Salermide down-regulates sirtuin proteins to induce human cancer cell apoptosis
© Leisser et al; licensee BioMed Central Ltd. 2011
Published: 5 September 2011
The NAD+-dependent family of sirtuin proteins (SIRT1–7), is involved in cell apoptosis and senescence. Salermide is a potent inhibitor of SIRT1 and SIRT2 and can induce tumor-specific cell death in selected human cell lines. In this study we investigated salermide’s apoptotic effect in a wide range of other human cancer cell lines and its antiproliferative potential in combination with cisplatin.

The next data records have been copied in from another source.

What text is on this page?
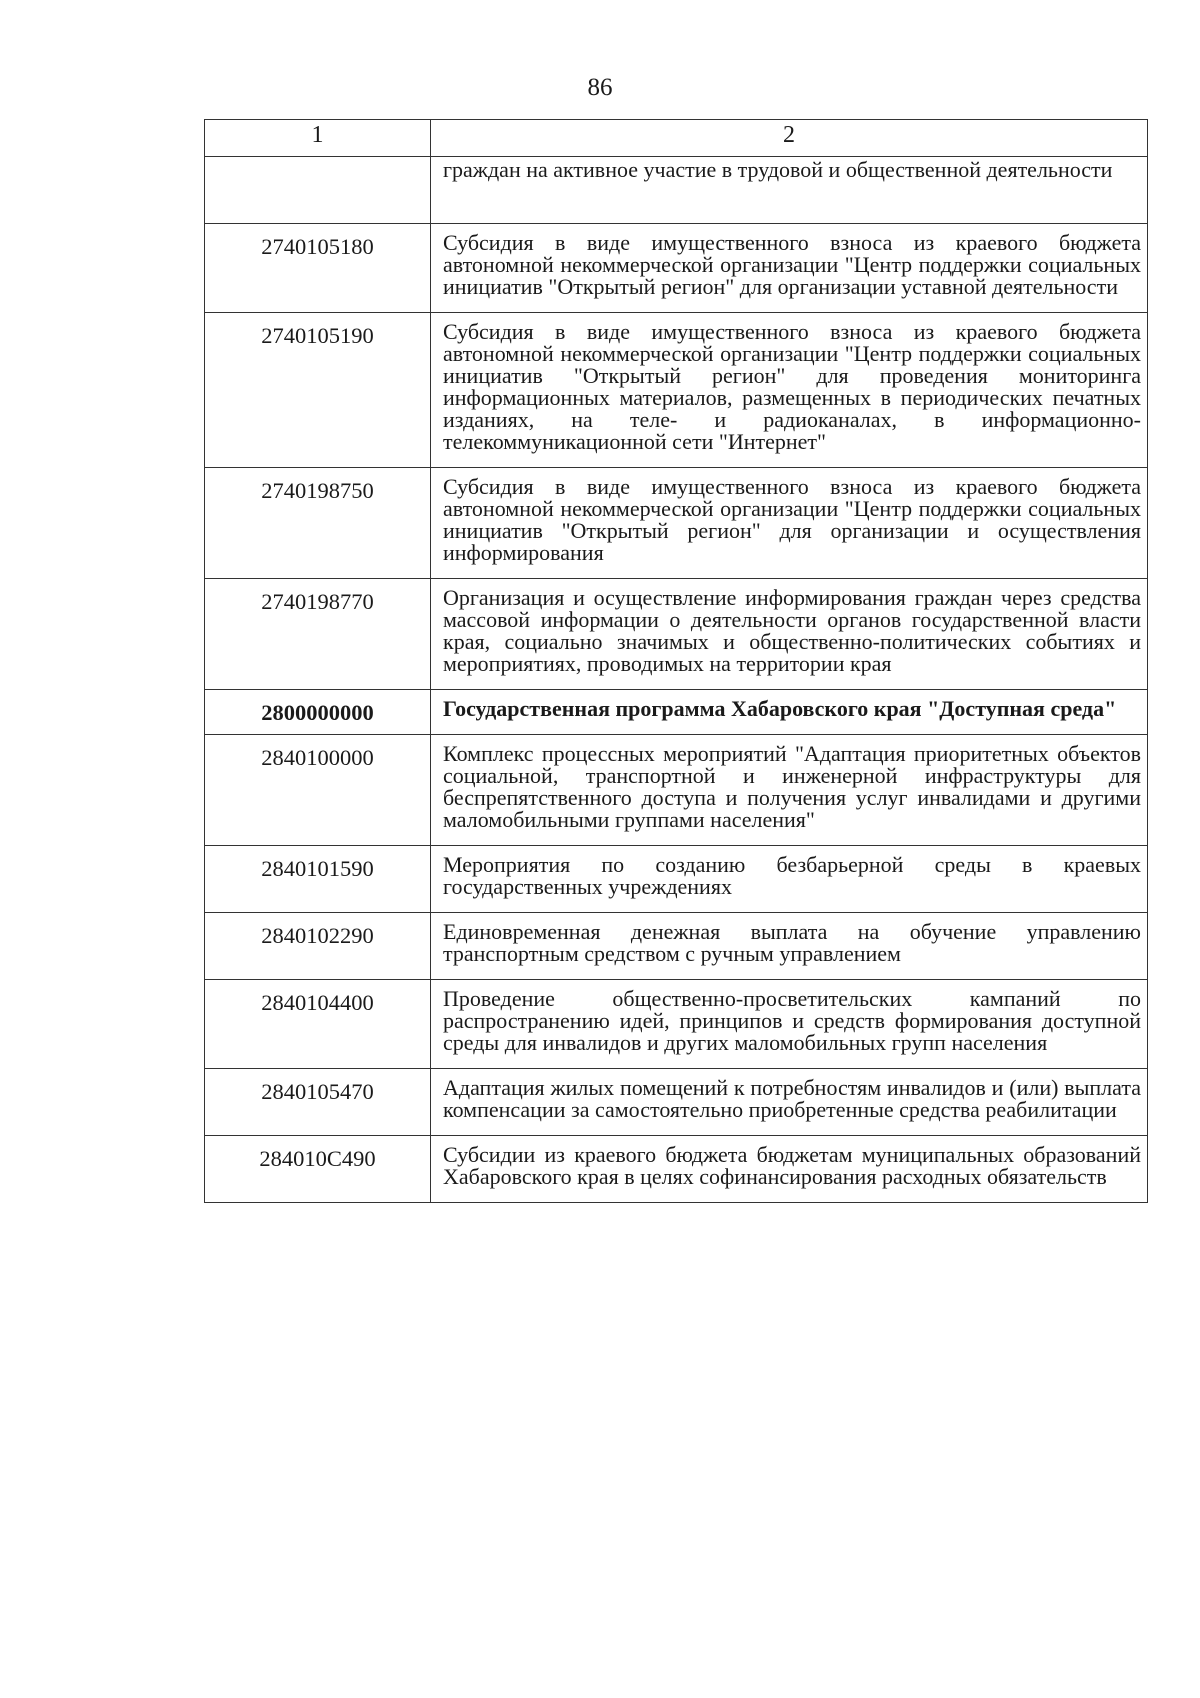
86
1	2
	граждан на активное участие в трудовой и общественной деятельности
2740105180	Субсидия в виде имущественного взноса из краевого бюджета автономной некоммерческой организации "Центр поддержки социальных инициатив "Открытый регион" для организации уставной деятельности
2740105190	Субсидия в виде имущественного взноса из краевого бюджета автономной некоммерческой организации "Центр поддержки социальных инициатив "Открытый регион" для проведения мониторинга информационных материалов, размещенных в периодических печатных изданиях, на теле- и радиоканалах, в информационно-телекоммуникационной сети "Интернет"
2740198750	Субсидия в виде имущественного взноса из краевого бюджета автономной некоммерческой организации "Центр поддержки социальных инициатив "Открытый регион" для организации и осуществления информирования
2740198770	Организация и осуществление информирования граждан через средства массовой информации о деятельности органов государственной власти края, социально значимых и общественно-политических событиях и мероприятиях, проводимых на территории края
2800000000	Государственная программа Хабаровского края "Доступная среда"
2840100000	Комплекс процессных мероприятий "Адаптация приоритетных объектов социальной, транспортной и инженерной инфраструктуры для беспрепятственного доступа и получения услуг инвалидами и другими маломобильными группами населения"
2840101590	Мероприятия по созданию безбарьерной среды в краевых государственных учреждениях
2840102290	Единовременная денежная выплата на обучение управлению транспортным средством с ручным управлением
2840104400	Проведение общественно-просветительских кампаний по распространению идей, принципов и средств формирования доступной среды для инвалидов и других маломобильных групп населения
2840105470	Адаптация жилых помещений к потребностям инвалидов и (или) выплата компенсации за самостоятельно приобретенные средства реабилитации
284010С490	Субсидии из краевого бюджета бюджетам муниципальных образований Хабаровского края в целях софинансирования расходных обязательств
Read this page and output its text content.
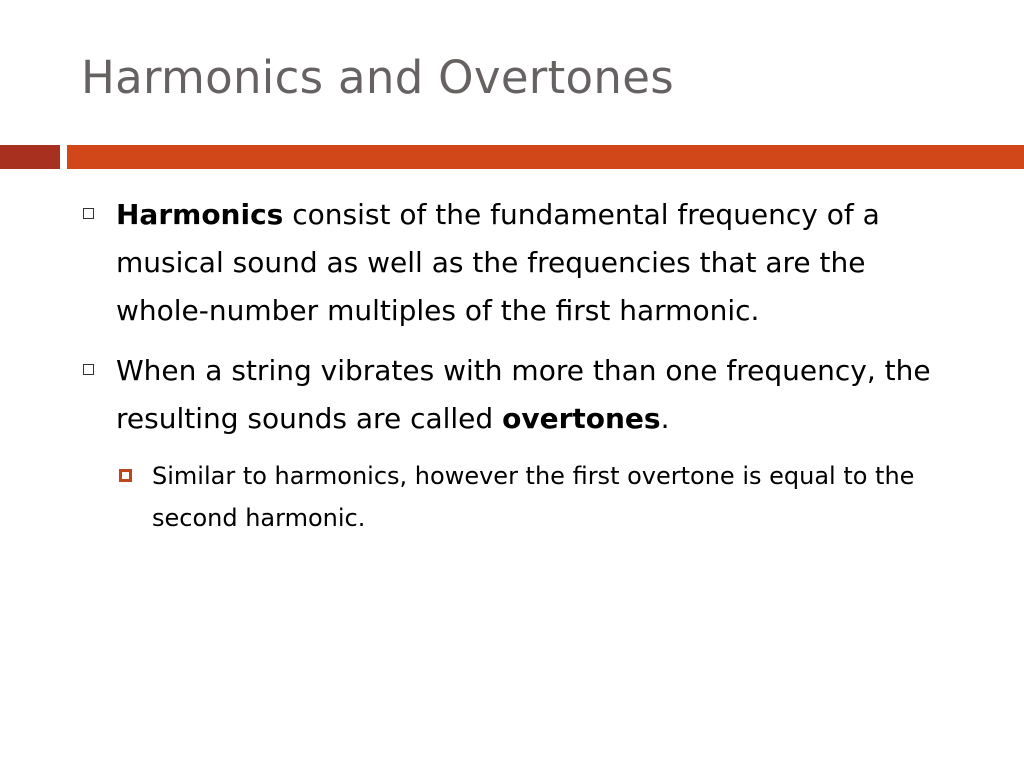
Harmonics and Overtones
Harmonics consist of the fundamental frequency of a musical sound as well as the frequencies that are the whole-number multiples of the first harmonic.
When a string vibrates with more than one frequency, the resulting sounds are called overtones.
Similar to harmonics, however the first overtone is equal to the second harmonic.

Seven different cancer cell lines (SKOV-3, MKN45, MKN28, N87, FaDu, NuLi1, Jurkat) were treated with salermide (1 µM – 0.1 nM) for 24, 48, and 72 hours and assessed for cell viability. Three cell lines (SKOV-3, N87, Jurkat) were selected for combination therapy with salermide and cisplatin (30 µM). In order to characterize salermide’s proapoptotic pathway SIRT1, SIRT2, pAKt, p53, acetyl-p53 and Nampt (nicotinamide phosphoribosyltransferase) were determined in SKOV-3 and Jurkat cells by Western blotting.
Salermide yielded greater dose-dependent apoptotic effects in Jurkat, SKOV-3 and N87 cells than in the other cell lines, with most potent effect after 48 h of incubation. The anti-proliferative activity was associated with a G0-G1 cell cycle arrest. SIRT1 and SIRT2 protein were down-regulated after 48 h and 72 h. This was accompanied by a down-regulation of pAKT, p53 and Nampt. Acetyl-p53 levels were not consistent across cell types. Cisplatin exerted synergistic effects with salermide in all cell lines and reduced cell viability up to 50%.
Salermide-induced apoptosis is cell line-dependent and more effective in slow-proliferating (SKOV-3) and hematologic (Jurkat) cancer cells. The synergism with cisplatin implies a potentiating effect of this sirtuin inhibitor as add-on in clinical cancer therapy.